- Bramiyeh Location in Lebanon
- Coordinates: 33°34′28″N 35°23′31″E﻿ / ﻿33.57444°N 35.39194°E
- Country: Lebanon
- Governorate: South Governorate
- District: Sidon District

Area
- • Land: 0.20 sq mi (0.51 km^{2})
- Elevation: 160 ft (50 m)
- Time zone: UTC+2 (EET)
- • Summer (DST): UTC+3 (EEST)

= Bramiyeh =

Village in South Governorate, Lebanon

Bramiyeh (البرامية), also spelled Bramieh, is a municipality in the Sidon District of the South Governorate in Lebanon. It is located 35 km from Beirut.

==History==
In 1838, Eli Smith noted it as el-Buramlyeh, a village located in "Aklim et-Tuffah, adjacent to Seida".

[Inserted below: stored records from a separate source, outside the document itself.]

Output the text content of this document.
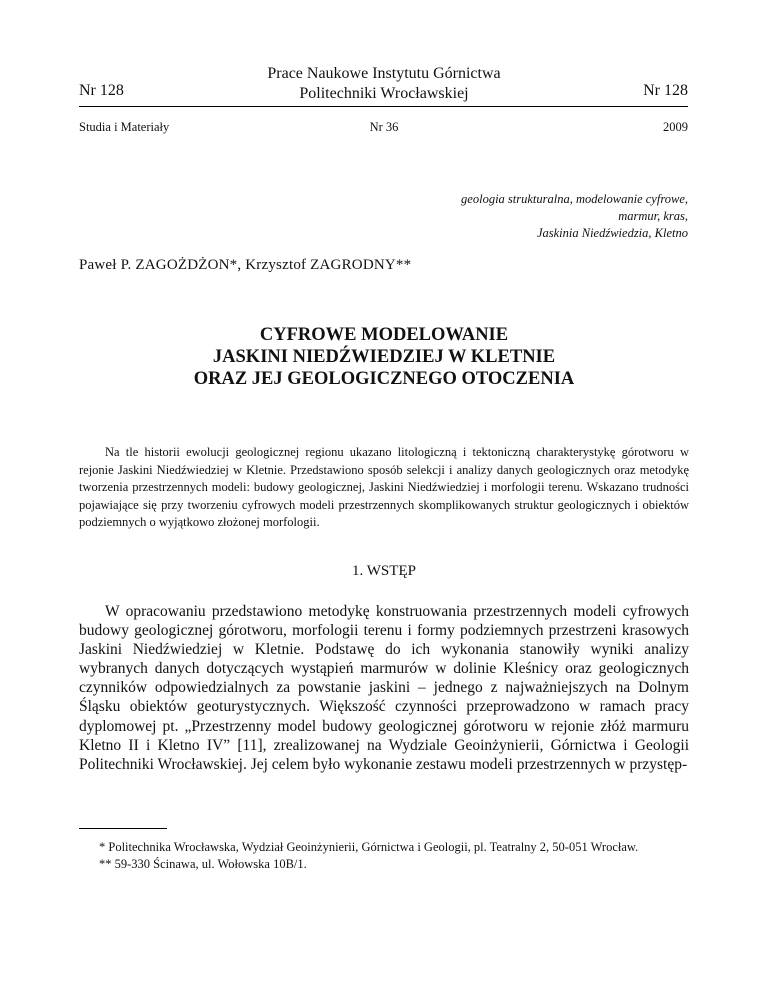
Nr 128
Prace Naukowe Instytutu Górnictwa
Politechniki Wrocławskiej	Nr 128
Studia i Materiały	Nr 36	2009
geologia strukturalna, modelowanie cyfrowe,
marmur, kras,
Jaskinia Niedźwiedzia, Kletno
Paweł P. ZAGOŻDŻON*, Krzysztof ZAGRODNY**
CYFROWE MODELOWANIE
JASKINI NIEDŹWIEDZIEJ W KLETNIE
ORAZ JEJ GEOLOGICZNEGO OTOCZENIA
Na tle historii ewolucji geologicznej regionu ukazano litologiczną i tektoniczną charakterystykę górotworu w rejonie Jaskini Niedźwiedziej w Kletnie. Przedstawiono sposób selekcji i analizy danych geologicznych oraz metodykę tworzenia przestrzennych modeli: budowy geologicznej, Jaskini Niedźwiedziej i morfologii terenu. Wskazano trudności pojawiające się przy tworzeniu cyfrowych modeli przestrzennych skomplikowanych struktur geologicznych i obiektów podziemnych o wyjątkowo złożonej morfologii.
1. WSTĘP
W opracowaniu przedstawiono metodykę konstruowania przestrzennych modeli cyfrowych budowy geologicznej górotworu, morfologii terenu i formy podziemnych przestrzeni krasowych Jaskini Niedźwiedziej w Kletnie. Podstawę do ich wykonania stanowiły wyniki analizy wybranych danych dotyczących wystąpień marmurów w dolinie Kleśnicy oraz geologicznych czynników odpowiedzialnych za powstanie jaskini – jednego z najważniejszych na Dolnym Śląsku obiektów geoturystycznych. Większość czynności przeprowadzono w ramach pracy dyplomowej pt. „Przestrzenny model budowy geologicznej górotworu w rejonie złóż marmuru Kletno II i Kletno IV” [11], zrealizowanej na Wydziale Geoinżynierii, Górnictwa i Geologii Politechniki Wrocławskiej. Jej celem było wykonanie zestawu modeli przestrzennych w przystęp-

* Politechnika Wrocławska, Wydział Geoinżynierii, Górnictwa i Geologii, pl. Teatralny 2, 50-051 Wrocław.

** 59-330 Ścinawa, ul. Wołowska 10B/1.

In 1875 Victor Guérin traveled in the region, and noted about El-Bramieh: "I descend to the north through plantations of fig, pomegranate and lemon trees. [] I walk on a plateau whose soil is very fertile, and [] pass to El-Bramieh, a hamlet of about fifty inhabitants, Druses or Christians. There are some ancient tombs carved into the rock."

==Demographics==
In 2014, Christians made up 78.19% and Muslims made up 21.36% of registered voters in Bramiyeh. 44.77% of the voters were Maronite Catholics, 28.95% were Greek Catholics and 15,19% were Sunni Muslims.